At number 12 in Rolling Stone Magazine’s list of the 100 greatest Beatles songs is “Norwegian Wood (This Bird Has Flown)”. This is one of my favourite Beatles songs, not just of 1965 but of any period. I simply adore this song. It is, in my opinion, pure perfection. Instrumentally, if features the first use of a sitar on a Beatles’ song (and probably on any western pop music song). Lyrically, it is both profound and light; leaving the listener wondering at the end of the song – what happens next?
As the screen capture above to the Rolling Stone blurb says, “Norwegian Wood” was John Lennon writing about an affair, but in a way to try and hide it from his wife. The song is only ten lines long, but it is ten lines of perfection. It is a mainly Lennon composition, with Paul McCartney claiming that he contributed the two lines “She told me…..”, and the title. But, in an interview just before his death, Lennon claimed it was his song entirely, with no contribution from McCartney.
I suspect McCartney’s version of events is more true; even when a song was nearly entirely a creation of one of them, the other would often suggest ideas or word changes in the studio, as they were recording the song. This went on even right up until the end, when they were barely speaking to each other outside of the studio.
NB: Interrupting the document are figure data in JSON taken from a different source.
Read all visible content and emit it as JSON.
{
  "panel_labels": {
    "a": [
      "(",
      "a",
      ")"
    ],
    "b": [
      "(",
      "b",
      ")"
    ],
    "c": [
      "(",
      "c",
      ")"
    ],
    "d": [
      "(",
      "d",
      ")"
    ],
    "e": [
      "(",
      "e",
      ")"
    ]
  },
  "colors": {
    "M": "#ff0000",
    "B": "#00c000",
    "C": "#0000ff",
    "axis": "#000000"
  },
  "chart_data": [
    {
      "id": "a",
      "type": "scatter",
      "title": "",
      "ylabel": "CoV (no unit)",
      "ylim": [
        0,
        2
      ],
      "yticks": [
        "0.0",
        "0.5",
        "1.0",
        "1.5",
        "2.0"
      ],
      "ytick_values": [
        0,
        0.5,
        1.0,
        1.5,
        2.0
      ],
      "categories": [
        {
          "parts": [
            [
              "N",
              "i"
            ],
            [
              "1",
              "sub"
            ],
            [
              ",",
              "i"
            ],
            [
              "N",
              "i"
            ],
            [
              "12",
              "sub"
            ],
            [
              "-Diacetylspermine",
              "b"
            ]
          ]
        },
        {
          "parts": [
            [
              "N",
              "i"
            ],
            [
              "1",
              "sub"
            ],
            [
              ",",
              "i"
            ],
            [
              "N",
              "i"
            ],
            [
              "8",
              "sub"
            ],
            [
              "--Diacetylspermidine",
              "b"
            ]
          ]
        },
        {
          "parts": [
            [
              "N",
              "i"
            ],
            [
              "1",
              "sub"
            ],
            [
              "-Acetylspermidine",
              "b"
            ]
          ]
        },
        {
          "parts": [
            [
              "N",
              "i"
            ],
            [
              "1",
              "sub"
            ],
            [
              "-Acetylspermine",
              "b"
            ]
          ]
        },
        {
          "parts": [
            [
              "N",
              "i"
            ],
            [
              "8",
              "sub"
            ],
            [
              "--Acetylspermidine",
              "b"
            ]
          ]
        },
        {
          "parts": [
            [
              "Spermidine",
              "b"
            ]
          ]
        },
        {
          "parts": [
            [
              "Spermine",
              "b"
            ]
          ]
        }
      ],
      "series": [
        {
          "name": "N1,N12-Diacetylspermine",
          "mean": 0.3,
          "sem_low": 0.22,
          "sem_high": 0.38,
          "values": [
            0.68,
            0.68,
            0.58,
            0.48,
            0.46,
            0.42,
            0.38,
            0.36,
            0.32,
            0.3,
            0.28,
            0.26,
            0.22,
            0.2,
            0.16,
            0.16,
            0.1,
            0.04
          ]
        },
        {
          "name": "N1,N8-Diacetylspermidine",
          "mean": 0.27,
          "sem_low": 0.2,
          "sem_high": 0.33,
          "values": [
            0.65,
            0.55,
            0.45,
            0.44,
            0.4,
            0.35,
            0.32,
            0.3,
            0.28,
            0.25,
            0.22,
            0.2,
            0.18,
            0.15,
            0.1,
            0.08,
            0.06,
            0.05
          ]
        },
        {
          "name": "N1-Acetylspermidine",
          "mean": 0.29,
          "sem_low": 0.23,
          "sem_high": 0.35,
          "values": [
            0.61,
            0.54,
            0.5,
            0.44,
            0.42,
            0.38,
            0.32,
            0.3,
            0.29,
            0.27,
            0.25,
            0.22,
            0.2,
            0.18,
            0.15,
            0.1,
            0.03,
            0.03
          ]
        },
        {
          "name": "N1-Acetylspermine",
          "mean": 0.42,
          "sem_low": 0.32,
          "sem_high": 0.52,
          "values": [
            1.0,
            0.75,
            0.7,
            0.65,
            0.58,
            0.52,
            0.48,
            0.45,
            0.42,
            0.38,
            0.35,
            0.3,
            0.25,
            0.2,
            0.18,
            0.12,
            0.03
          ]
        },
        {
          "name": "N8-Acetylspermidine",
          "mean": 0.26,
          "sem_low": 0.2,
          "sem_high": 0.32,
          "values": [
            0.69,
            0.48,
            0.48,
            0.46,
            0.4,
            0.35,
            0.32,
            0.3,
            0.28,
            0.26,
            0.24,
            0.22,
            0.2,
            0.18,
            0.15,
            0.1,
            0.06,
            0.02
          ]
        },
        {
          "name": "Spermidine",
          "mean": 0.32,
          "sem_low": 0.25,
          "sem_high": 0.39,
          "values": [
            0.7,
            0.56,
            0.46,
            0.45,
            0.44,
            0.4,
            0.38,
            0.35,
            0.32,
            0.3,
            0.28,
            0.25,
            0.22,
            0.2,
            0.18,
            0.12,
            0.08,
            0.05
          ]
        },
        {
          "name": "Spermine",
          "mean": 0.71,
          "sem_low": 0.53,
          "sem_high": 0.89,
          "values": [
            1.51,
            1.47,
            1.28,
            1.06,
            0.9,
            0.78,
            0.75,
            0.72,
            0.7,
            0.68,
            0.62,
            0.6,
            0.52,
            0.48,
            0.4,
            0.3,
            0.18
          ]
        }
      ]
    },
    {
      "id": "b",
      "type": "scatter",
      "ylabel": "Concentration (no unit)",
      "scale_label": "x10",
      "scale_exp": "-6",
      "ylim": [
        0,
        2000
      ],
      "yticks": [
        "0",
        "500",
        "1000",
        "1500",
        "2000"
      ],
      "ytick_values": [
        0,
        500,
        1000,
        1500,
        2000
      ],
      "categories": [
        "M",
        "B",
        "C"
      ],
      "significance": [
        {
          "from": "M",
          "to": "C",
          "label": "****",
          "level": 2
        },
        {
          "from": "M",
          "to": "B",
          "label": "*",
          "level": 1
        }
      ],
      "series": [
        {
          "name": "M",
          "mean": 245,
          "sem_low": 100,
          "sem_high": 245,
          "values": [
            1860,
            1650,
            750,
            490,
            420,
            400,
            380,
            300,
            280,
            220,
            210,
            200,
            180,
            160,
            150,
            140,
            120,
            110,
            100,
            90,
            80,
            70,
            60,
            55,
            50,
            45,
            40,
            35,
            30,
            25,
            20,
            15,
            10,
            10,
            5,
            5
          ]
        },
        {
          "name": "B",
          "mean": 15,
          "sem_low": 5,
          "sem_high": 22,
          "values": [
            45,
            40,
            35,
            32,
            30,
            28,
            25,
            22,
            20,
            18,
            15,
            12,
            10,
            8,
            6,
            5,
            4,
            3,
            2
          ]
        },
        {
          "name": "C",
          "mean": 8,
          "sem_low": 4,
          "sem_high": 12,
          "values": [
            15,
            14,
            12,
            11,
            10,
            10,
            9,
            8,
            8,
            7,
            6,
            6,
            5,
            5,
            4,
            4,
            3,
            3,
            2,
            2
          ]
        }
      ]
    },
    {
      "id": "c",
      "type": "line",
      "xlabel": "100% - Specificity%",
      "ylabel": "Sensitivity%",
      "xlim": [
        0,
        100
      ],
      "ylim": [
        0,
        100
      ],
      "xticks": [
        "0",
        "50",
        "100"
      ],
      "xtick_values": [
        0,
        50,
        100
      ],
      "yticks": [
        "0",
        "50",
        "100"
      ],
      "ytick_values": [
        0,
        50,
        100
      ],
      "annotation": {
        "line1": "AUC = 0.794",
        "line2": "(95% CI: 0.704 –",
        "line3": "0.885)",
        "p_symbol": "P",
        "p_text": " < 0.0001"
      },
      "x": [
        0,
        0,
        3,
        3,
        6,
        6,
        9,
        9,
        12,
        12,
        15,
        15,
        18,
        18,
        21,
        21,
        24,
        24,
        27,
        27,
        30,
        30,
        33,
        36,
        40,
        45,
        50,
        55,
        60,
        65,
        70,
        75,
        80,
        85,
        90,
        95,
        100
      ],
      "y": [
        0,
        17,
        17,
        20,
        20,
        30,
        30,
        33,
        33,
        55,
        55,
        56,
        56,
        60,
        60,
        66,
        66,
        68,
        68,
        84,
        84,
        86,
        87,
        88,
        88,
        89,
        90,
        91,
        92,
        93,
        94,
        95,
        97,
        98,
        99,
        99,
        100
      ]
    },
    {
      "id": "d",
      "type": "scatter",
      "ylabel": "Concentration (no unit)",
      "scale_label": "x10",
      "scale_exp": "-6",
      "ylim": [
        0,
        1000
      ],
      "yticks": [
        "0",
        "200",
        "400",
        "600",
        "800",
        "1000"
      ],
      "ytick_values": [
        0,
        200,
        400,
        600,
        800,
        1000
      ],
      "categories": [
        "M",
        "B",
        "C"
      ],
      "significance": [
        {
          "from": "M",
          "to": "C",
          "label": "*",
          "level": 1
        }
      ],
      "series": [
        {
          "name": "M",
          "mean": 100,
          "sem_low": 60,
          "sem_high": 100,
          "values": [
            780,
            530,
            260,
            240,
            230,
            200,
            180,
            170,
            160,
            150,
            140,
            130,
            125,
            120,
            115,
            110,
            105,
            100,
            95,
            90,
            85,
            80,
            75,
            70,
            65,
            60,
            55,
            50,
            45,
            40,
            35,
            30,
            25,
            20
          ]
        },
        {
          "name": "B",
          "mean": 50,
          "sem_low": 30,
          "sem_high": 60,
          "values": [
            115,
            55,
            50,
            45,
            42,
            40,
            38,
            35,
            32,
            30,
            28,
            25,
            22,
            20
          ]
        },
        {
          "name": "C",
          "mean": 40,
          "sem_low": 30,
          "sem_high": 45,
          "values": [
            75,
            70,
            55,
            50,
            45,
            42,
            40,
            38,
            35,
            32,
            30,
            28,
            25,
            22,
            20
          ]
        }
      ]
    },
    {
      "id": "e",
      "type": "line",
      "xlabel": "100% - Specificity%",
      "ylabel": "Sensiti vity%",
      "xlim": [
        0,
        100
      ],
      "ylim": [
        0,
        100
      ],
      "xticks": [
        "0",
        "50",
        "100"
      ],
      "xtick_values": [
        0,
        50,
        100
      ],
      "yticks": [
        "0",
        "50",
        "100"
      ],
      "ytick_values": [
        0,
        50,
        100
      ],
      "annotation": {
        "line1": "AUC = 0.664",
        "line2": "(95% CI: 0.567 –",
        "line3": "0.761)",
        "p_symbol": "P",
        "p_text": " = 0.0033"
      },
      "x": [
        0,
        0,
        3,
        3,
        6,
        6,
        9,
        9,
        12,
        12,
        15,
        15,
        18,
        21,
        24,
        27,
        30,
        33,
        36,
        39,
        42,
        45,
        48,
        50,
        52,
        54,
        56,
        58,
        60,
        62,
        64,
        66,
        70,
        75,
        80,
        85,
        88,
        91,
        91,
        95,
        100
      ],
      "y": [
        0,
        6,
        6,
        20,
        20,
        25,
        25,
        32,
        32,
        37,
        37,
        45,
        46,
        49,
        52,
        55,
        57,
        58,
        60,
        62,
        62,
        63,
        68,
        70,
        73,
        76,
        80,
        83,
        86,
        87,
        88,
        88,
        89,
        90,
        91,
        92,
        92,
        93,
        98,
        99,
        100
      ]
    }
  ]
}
So, with this song, I suspect that McCartney did indeed suggest a line or two and a word here and there.
I once had a girl, or should I say, she once had me…
She showed me her room, isn’t it good, norwegian wood?
She asked me to stay and she told me to sit anywhere,
So I looked around and I noticed there wasn’t a chair.
I sat on a rug, biding my time, drinking her wine
We talked until two and then she said, “It’s time for bed”
She told me she worked in the morning and started to laugh.
I told her I didn’t and crawled off to sleep in the bath
And when I awoke, I was alone, this bird had flown
So I lit a fire, isn’t it good, norwegian wood.